Court Opinions: 10th Circuit Court of Appeals Opinion from Jan. 25

The 10th Circuit Court of Appeals

Editor’s Note: Law Week Colorado edits court opinion summaries for style and, when necessary, length.


Nicholls v. Hansen, et al.

In 2007, Timothy Nicholls was convicted of three counts of first-degree murder and arson, among other offenses. He was sentenced to three life terms without the possibility of parole.

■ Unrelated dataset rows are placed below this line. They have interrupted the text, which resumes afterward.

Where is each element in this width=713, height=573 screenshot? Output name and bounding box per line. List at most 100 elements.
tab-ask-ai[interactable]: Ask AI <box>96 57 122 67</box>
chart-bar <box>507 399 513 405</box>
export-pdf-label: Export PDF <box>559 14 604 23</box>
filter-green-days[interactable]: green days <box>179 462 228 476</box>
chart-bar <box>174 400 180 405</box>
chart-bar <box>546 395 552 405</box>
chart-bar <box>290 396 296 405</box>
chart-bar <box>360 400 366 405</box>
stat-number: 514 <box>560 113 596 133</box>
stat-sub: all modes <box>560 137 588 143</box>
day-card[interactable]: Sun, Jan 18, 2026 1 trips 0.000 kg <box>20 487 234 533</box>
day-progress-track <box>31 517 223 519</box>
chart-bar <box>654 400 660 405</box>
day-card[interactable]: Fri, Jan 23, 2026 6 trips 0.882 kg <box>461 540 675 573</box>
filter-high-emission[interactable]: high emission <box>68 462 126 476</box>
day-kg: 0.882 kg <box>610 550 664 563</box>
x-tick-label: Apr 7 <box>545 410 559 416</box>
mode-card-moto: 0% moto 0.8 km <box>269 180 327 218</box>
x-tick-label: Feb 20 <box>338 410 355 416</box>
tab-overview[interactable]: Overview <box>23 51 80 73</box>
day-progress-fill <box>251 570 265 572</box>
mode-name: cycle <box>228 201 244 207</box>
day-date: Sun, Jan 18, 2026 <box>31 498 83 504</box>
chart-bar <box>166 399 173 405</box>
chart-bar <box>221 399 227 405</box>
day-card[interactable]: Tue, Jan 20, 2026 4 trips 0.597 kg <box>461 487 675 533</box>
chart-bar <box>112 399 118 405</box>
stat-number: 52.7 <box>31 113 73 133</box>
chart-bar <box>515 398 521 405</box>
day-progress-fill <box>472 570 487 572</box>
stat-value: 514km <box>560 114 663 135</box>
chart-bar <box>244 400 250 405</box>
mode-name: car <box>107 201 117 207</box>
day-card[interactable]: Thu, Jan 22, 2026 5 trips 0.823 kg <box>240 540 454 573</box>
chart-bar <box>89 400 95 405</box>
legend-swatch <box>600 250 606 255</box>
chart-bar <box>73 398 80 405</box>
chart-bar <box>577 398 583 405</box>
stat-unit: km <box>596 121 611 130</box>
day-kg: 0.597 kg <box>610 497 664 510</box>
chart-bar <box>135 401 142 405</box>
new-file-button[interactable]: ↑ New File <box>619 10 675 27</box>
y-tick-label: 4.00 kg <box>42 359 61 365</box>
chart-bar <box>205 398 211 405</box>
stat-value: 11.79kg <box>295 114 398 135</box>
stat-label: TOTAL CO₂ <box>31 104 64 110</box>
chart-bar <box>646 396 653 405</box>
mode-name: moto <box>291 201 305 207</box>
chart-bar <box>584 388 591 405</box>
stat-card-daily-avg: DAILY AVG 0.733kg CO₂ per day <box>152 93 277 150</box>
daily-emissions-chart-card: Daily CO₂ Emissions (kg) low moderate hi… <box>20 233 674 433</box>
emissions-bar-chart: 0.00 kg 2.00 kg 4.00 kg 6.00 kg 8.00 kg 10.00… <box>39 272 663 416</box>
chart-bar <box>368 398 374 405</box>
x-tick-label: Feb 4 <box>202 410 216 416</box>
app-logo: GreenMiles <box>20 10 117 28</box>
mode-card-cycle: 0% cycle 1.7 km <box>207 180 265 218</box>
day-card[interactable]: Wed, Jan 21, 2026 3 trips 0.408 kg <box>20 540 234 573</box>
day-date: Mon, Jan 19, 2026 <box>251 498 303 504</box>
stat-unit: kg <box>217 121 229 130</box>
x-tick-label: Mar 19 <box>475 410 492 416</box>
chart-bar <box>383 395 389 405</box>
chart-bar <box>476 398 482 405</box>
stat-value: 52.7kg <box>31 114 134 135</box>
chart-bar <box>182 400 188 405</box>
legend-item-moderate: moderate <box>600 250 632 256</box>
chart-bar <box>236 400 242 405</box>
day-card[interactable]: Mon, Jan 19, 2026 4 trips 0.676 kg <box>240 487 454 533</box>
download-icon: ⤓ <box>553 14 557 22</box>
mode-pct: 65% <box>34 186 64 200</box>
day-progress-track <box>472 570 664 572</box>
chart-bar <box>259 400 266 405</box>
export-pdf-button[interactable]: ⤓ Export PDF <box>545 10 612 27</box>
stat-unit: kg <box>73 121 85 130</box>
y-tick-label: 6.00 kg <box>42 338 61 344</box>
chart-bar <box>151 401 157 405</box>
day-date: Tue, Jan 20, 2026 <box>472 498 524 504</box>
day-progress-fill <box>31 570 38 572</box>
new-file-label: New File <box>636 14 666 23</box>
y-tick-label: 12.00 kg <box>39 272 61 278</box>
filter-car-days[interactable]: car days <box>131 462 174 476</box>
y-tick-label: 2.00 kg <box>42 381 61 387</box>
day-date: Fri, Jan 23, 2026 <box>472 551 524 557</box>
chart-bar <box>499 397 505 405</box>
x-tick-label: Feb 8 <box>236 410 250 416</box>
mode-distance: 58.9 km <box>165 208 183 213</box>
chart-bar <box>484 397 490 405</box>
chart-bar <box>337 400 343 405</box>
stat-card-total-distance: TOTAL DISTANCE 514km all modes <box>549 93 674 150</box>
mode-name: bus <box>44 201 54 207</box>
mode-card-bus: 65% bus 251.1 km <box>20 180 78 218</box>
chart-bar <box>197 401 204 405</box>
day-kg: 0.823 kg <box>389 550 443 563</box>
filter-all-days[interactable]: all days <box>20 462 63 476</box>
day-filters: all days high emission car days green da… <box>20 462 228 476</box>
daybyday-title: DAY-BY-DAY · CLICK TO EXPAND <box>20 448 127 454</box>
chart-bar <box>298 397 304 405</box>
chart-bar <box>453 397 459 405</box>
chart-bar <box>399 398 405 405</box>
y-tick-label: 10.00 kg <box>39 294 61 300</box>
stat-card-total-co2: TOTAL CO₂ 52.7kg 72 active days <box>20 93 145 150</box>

Evidence at trial showed that Nicholls “burned down his house,” killing his three young children in the process, “to collect insurance,” according to the 10th Circuit Court of Appeals opinion. The prosecution contended that Nicholls committed arson and murder together with his wife, introducing proof that generally included “physical evidence and expert testimony that the fire had been set intentionally, testimony by a jailhouse witness that [Nicholls] admitted [to] key details (consistent with the physical evidence) of how the fire was set, and evidence of [Nicholls’s] own varied explanations for the fire that [was] internally contradictory and at odds with the physical evidence.” 

More specifically, the prosecution offered the following: testimony from Hiram Church, Nicholls’ cellmate, that he had confessed; evidence that Nicholls and his wife were in significant debt, had serious drug issues and had failing businesses; evidence that the Nichollses often set large fires in the front of their house; evidence that Nicholls’ wife exhibited unusual behavior at the crime scene, including a lack of concern for her children’s well-being; evidence that Nicholls’ wife didn’t attend the children’s funeral; Nicholls’ changing and inconsistent statements regarding the fire, which also didn’t fit with the evidence; and forensic evidence and testimony by an insurance company investigator and two city fire investigators establishing that they couldn’t find an innocent explanation for the fire and determining early on in their investigations that the likely cause of the fire was arson.

The Colorado Court of Appeals affirmed Nicholls’ conviction on direct appeal in Nicholls I. Both the Colorado Supreme Court and the U.S. Supreme Court denied Nicholls a writ of certiorari. Soon after, Nicholls filed a motion for sentence reconsideration with the trial court, which was subsequently denied but not appealed by Nicholls.

On November 17, 2011, Nicholls filed a pro se postconviction motion and supporting brief under Rule 35(c) of the Colorado Rules of Criminal Procedure, which was later supplemented by postconviction counsel. A state trial court denied that motion, and the Court of Appeals affirmed that decision in People v. Nicholls in an unpublished opinion. Five years later, on August 8, 2016, Nicholls filed a second pro se Rule 35(c) motion, which the state trial court also denied. The Court of Appeals affirmed again.

While Nicholls IV was pending, on January 3, 2017, Nicholls filed pro se his § 2254 petition with the district court, asserting his counsel provided constitutionally ineffective assistance by counsel’s purported failure to ask for a pretrial Shreck/Daubert hearing among other contentions. After Nicholls and the state filed their briefs, the district court partially rejected Nicholls’ petition. Particularly, the district court dismissed two of the claims as not cognizable on federal habeas review, and the first claim as procedurally defaulted — absent Nicholls’ showing of actual innocence of the substantive offense. The district court then ordered the government to file an answer that would fully address the merits of the first claim and the remaining claims not yet addressed.

After reviewing the additional briefing and state court records, the district court denied Nicholls’ request for an evidentiary hearing, his motion to appoint counsel and his § 2254 petition. The district court also denied a certificate of appealability.

Nicholls appealed to the 10th Circuit and asked for a COA. He claimed that the district court abused its discretion in denying him an evidentiary hearing on his actual-innocence gateway claim, and that, even if an evidentiary hearing wasn’t warranted, the court still abused its discretion in declining to appoint counsel to represent him. Lastly, Nicholls argued that the district court erred by denying his second and third claims — which he now describes, singularly, as a due-process claim — on the ground that it was not cognizable in federal habeas proceedings.

Exercising jurisdiction, the 10th Circuit denied the COA application and dismissed the matter, insofar as Nicholls’ appeal relates to the district court’s denial of his request for an evidentiary hearing and denial of two of his claims as non-cognizable in habeas proceedings. Concerning the district court’s order denying Nicholls’ motion for appointment of counsel, the court affirmed.